RAG-Based Prompt Generation
When given a partial term, DRAGON-AI:
- Creates an embedding from the input
- Retrieves the most similar existing terms using vector search
- Applies Maximal Marginal Relevance to diversify results
- Constructs a prompt with relevant examples in JSON format
- Optionally includes GitHub issues and other contextual sources
LLM Processing
The system passes the constructed prompt to an LLM (GPT-4, GPT-3.5-turbo, or open models like nous-hermes-13b), which returns a completed JSON object. Results are parsed and post-processed to remove relationships to non-existent terms.
Performance Results
The researchers evaluated DRAGON-AI across ten diverse ontologies including the Gene Ontology, Cell Ontology, and Human Phenotype Ontology.
Relationship Generation
DRAGON-AI achieved high precision for relationship prediction:
- GPT-4: 89.4% precision, 50% recall for subclass relationships
- GPT-3.5-turbo: 84.6% precision, 41.9% recall
- Performance exceeded OWL reasoning for recall and F1 scores
Definition Quality
Expert evaluators scored AI-generated definitions on biological accuracy, consistency, and overall utility using a 1-5 scale:
- Human-authored: 4.33 accuracy, 4.07 overall score
- GPT-4: 3.97 accuracy, 3.57 overall score
- GPT-3.5-turbo: 4.06 accuracy, 3.63 overall score
AI definitions scored above the “acceptable” threshold of 3.0 but remained statistically lower than human-authored ones.
Expert Confidence Matters
A crucial finding emerged: evaluators with higher domain confidence better detected flaws in AI-generated definitions. Less confident evaluators were more likely to accept AI definitions at face value, suggesting a “gaslighting effect” where AI can mislead novice users.
GitHub Integration Improves Results
DRAGON-AI can incorporate GitHub issue trackers where ontology change requests are discussed. Including this contextual information improved definition quality scores:
- GPT-4 with GitHub: 4.24 accuracy vs 4.04 without
- GPT-3.5-turbo with GitHub: 4.18 accuracy vs 4.07 without
Implementation Considerations
Avoiding Training Data Contamination
To prevent test data leakage, researchers used only ontology terms added after the LLM training cutoff dates. This limited test set sizes but ensured valid evaluation.
Integration Workflows
The researchers envision several integration approaches:
- Plugin for Protégé: AI-powered autocompletion similar to GitHub Copilot
- Tabular editing: Integration with ROBOT templates and spreadsheet workflows
- Conversational interfaces: Text-based interaction for high-level requirement specification
Key Takeaways
DRAGON-AI demonstrates that LLMs can meaningfully assist ontology construction with proper RAG implementation.
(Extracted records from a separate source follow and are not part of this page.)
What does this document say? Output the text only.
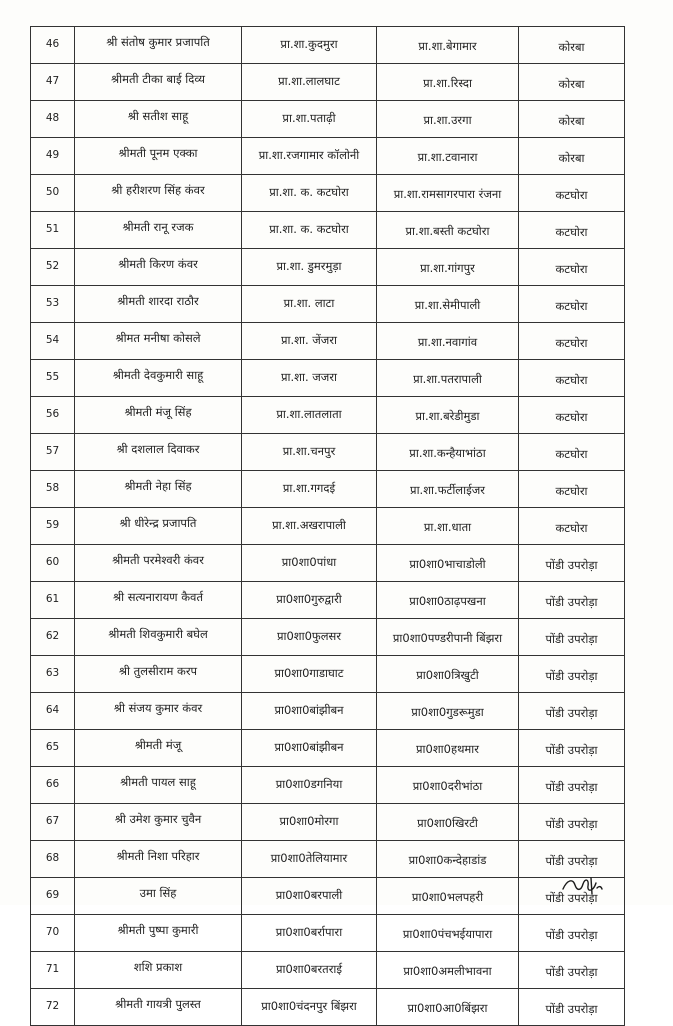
46	श्री संतोष कुमार प्रजापति	प्रा.शा.कुदमुरा	प्रा.शा.बेगामार	कोरबा
47	श्रीमती टीका बाई दिव्य	प्रा.शा.लालघाट	प्रा.शा.रिस्दा	कोरबा
48	श्री सतीश साहू	प्रा.शा.पताढ़ी	प्रा.शा.उरगा	कोरबा
49	श्रीमती पूनम एक्का	प्रा.शा.रजगामार कॉलोनी	प्रा.शा.टवानारा	कोरबा
50	श्री हरीशरण सिंह कंवर	प्रा.शा. क. कटघोरा	प्रा.शा.रामसागरपारा रंजना	कटघोरा
51	श्रीमती रानू रजक	प्रा.शा. क. कटघोरा	प्रा.शा.बस्ती कटघोरा	कटघोरा
52	श्रीमती किरण कंवर	प्रा.शा. डुमरमुड़ा	प्रा.शा.गांगपुर	कटघोरा
53	श्रीमती शारदा राठौर	प्रा.शा. लाटा	प्रा.शा.सेमीपाली	कटघोरा
54	श्रीमत मनीषा कोसले	प्रा.शा. जेंजरा	प्रा.शा.नवागांव	कटघोरा
55	श्रीमती देवकुमारी साहू	प्रा.शा. जजरा	प्रा.शा.पतरापाली	कटघोरा
56	श्रीमती मंजू सिंह	प्रा.शा.लातलाता	प्रा.शा.बरेडीमुडा	कटघोरा
57	श्री दशलाल दिवाकर	प्रा.शा.चनपुर	प्रा.शा.कन्हैयाभांठा	कटघोरा
58	श्रीमती नेहा सिंह	प्रा.शा.गगदई	प्रा.शा.फर्टीलाईजर	कटघोरा
59	श्री धीरेन्द्र प्रजापति	प्रा.शा.अखरापाली	प्रा.शा.धाता	कटघोरा
60	श्रीमती परमेश्वरी कंवर	प्रा0शा0पांधा	प्रा0शा0भाचाडोली	पोंडी उपरोड़ा
61	श्री सत्यनारायण कैवर्त	प्रा0शा0गुरुद्वारी	प्रा0शा0ठाढ़पखना	पोंडी उपरोड़ा
62	श्रीमती शिवकुमारी बघेल	प्रा0शा0फुलसर	प्रा0शा0पण्डरीपानी बिंझरा	पोंडी उपरोड़ा
63	श्री तुलसीराम करप	प्रा0शा0गाडाघाट	प्रा0शा0त्रिखुटी	पोंडी उपरोड़ा
64	श्री संजय कुमार कंवर	प्रा0शा0बांझीबन	प्रा0शा0गुडरूमुडा	पोंडी उपरोड़ा
65	श्रीमती मंजू	प्रा0शा0बांझीबन	प्रा0शा0हथमार	पोंडी उपरोड़ा
66	श्रीमती पायल साहू	प्रा0शा0डगनिया	प्रा0शा0दरीभांठा	पोंडी उपरोड़ा
67	श्री उमेश कुमार चुवैन	प्रा0शा0मोरगा	प्रा0शा0खिरटी	पोंडी उपरोड़ा
68	श्रीमती निशा परिहार	प्रा0शा0तेलियामार	प्रा0शा0कन्देहाडांड	पोंडी उपरोड़ा
69	उमा सिंह	प्रा0शा0बरपाली	प्रा0शा0भलपहरी	पोंडी उपरोड़ा
70	श्रीमती पुष्पा कुमारी	प्रा0शा0बर्रापारा	प्रा0शा0पंचभईयापारा	पोंडी उपरोड़ा
71	शशि प्रकाश	प्रा0शा0बरतराई	प्रा0शा0अमलीभावना	पोंडी उपरोड़ा
72	श्रीमती गायत्री पुलस्त	प्रा0शा0चंदनपुर बिंझरा	प्रा0शा0आ0बिंझरा	पोंडी उपरोड़ा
The system achieves:
- High precision relationship generation (though with moderate recall)
- Acceptable definition quality that approaches human standards
- Ability to leverage diverse knowledge sources including GitHub discussions
However, expert oversight remains essential. The system works best as an autocomplete tool for experienced ontology editors rather than a replacement for human expertise.
The “gaslighting effect” where AI misleads less experienced users underscores the importance of having knowledgeable domain experts drive the ontology generation process, using AI as a productivity enhancement rather than a substitute for human judgment.